Cela signifie que nous devons faire quelque chose pour éviter que les prédictions de Poutine ne se réalisent. La victoire ne viendra pas d'elle-même. Lors de la guerre froide, le problème s'est résolu de lui-même.
Un premier pas dans cette direction, ce sont les F-16 que Kiev va recevoir. Quelle importance cela a-t-il pour la défense ukrainienne?
Les F-16 aideront l'Ukraine à moyen terme, mais ils ne sont pas non plus un gamechanger. L'armée de l'air ukrainienne est déjà souvent appelée à intervenir contre des drones iraniens ou des missiles de croisière en approche, car l'Ukraine dispose de bien trop peu de systèmes de défense antiaérienne pour assurer une protection globale - c'est pourquoi elle est tributaire des avions de chasse.
Les avions de combat sont donc plutôt une arme défensive?
Oui, Kiev a besoin des F-16 en premier lieu pour défendre ses propres territoires contre les avions de combat, les drones ou les hélicoptères russes. Si l'armée de l'air ukrainienne représente une menace pour les avions de combat russes, les avions russes ne pourront plus pénétrer librement dans l'espace aérien ukrainien et larguer leurs bombes sur les villes ukrainiennes. C'est pourquoi les F-16 sont un outil important pour l'Ukraine.
Mais la Russie garde tout de même la supériorité aérienne?
Au début du conflit, l'armée de l'air de Poutine était mal préparée à une longue guerre. C'est pourquoi les Russes n'ont pas utilisé leur supériorité aérienne de manière conséquente. Aujourd'hui, la Russie est en revanche très prudente avec son armée de l'air, car les chiffres de production des avions de combat russes sont relativement faibles.
En somme, quelles perspectives voyez-vous pour l'Ukraine? Après tout, les élections présidentielles américaines auront lieu l'année prochaine et cela pourrait affaiblir encore plus le soutien occidental à Kiev.
Le président américain Joe Biden a toujours été très discret dans ce conflit.
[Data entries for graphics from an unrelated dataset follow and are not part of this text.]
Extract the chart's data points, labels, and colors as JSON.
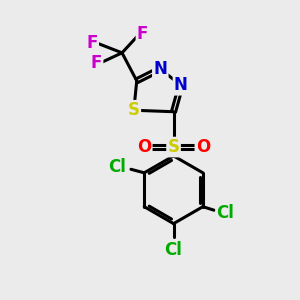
{
  "background_color": "#ebebeb",
  "bond_color": "#000000",
  "bond_width": 2.2,
  "atom_colors": {
    "C": "#000000",
    "N": "#0000cc",
    "S_ring": "#cccc00",
    "S_sulfonyl": "#cccc00",
    "O": "#ff0000",
    "F": "#cc00cc",
    "Cl": "#00aa00"
  },
  "font_size_atom": 12
}
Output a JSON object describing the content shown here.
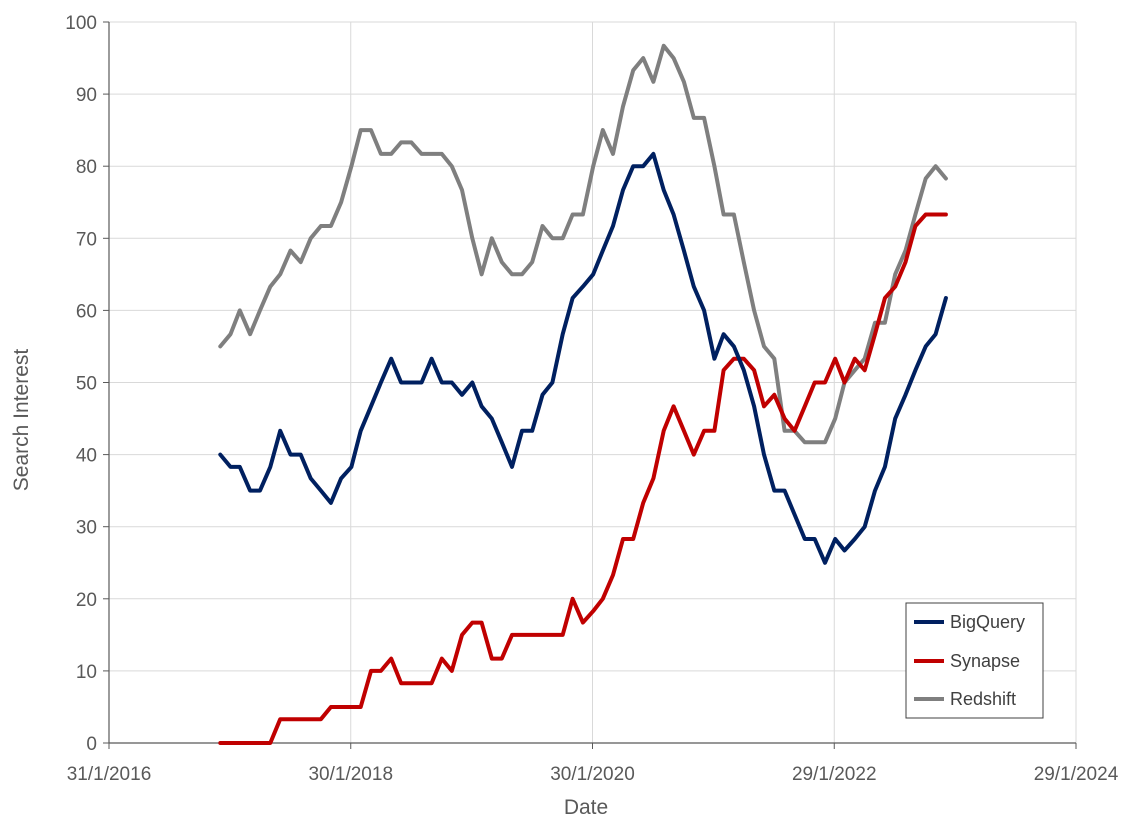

C'est un problème, car les pays occidentaux souhaitent en fait nager dans le sillage des Américains. Biden espère une trêve parce qu'il a en tête les relations russo-américaines et la dissuasion nucléaire. Il a peur d'une escalade nucléaire de la part de Poutine, mais je pense que ces préoccupations sont à côté de la plaque.